黙示録2009 隕石群襲来 「評価 C」
地球に接近している無数の隕石群。NASAの観測ではこれらは地球のすぐ側を通過するとのことだったので、人々はやがて見られるであろう流星雨を楽しみにしていた。ところが隕石群が地球に到来するその日になって、NASAのブライトン博士は驚愕すべき事実を国の上層部に伝えた。これまで参考にしていた隕石群に関する観測データは何者かによって改ざんされたものであり、このままでは隕石群は衛星軌道上の宇宙ステーションを破壊した後、カリフォルニア州に降り注ぎ、数十万人の死者が出るというのだ。それを知った政府は慌てて避難命令を出すが間に合うはずもなく、やがて宇宙ステーションは粉砕され、ロスアンゼルスの街は炎に包まれた。それどころか隕石の被害を受けた宇宙ステーションが軌道を外れ、ロスアンゼルスに墜落してくることが明らかに。宇宙ステーションには核融合炉が内蔵されており、もし地面に激突したらカリフォルニアは以後1000年間死の大地となってしまう。そこで国防総省はミサイルを発射して宇宙ステーションを爆破する計画を打ち立て、実行への準備にかかった。その一方、ブライトン博士は観測データを改ざんした犯人を探す中で、重大な陰謀に気付いてしまう。観測データを書き換えたのは、他ならない国防総省だった。国防総省はミサイル防衛を強化する法案を成立させるため、隕石群によって宇宙ステーションが墜落するよう仕向けていたのである…。
天体からやってくる脅威を強大な軍事力によってはねのける。「メテオ」「アルマゲドン」を始め、数多くの天体パニック映画で踏襲されているこの王道パターンを、強烈に皮肉ったのがこの映画だ。どうしようもないと思われていた巨大な災厄をはねのければ、当然軍の発言力は強くなるだろう。本作の国防総省はそこに付け込んで、宇宙ステーション撃破後に軍の防衛費を上げさせ、懇意にしている軍需産業を潤そうと企んだのだ。
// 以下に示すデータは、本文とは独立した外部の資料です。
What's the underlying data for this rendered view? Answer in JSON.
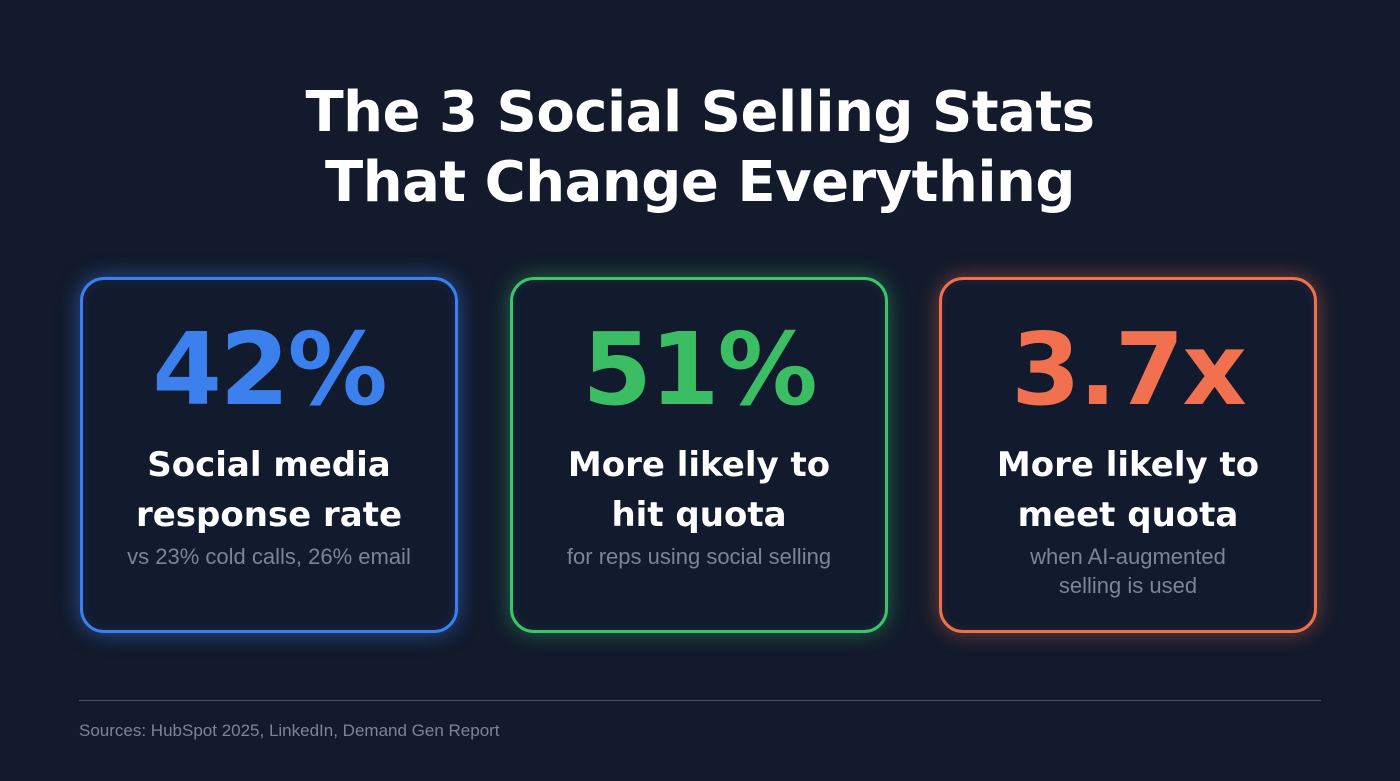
{
  "title": {
    "line1": "The 3 Social Selling Stats",
    "line2": "That Change Everything"
  },
  "cards": [
    {
      "value": "42%",
      "label_line1": "Social media",
      "label_line2": "response rate",
      "sub_line1": "vs 23% cold calls, 26% email",
      "sub_line2": "",
      "color": "#3b80ec"
    },
    {
      "value": "51%",
      "label_line1": "More likely to",
      "label_line2": "hit quota",
      "sub_line1": "for reps using social selling",
      "sub_line2": "",
      "color": "#3bbd64"
    },
    {
      "value": "3.7x",
      "label_line1": "More likely to",
      "label_line2": "meet quota",
      "sub_line1": "when AI-augmented",
      "sub_line2": "selling is used",
      "color": "#f0704f"
    }
  ],
  "footer": {
    "sources": "Sources: HubSpot 2025, LinkedIn, Demand Gen Report"
  }
}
そのためにわざわざ隕石群の観測データを操作していたのは随分と回りくどい話だし、陰謀発覚までの過程が飛躍しすぎている、FBIが陰謀が暴露されるのを防ごうとして軽率にも生中継中のリポーターの頭に銃を突き付ける、など脚本上の欠陥が多すぎてストーリーは破綻をきたしていたものの、天体パニック映画好きとしては、こんな斜めに構えたアプローチからの発想を評価せずにはいられなかった。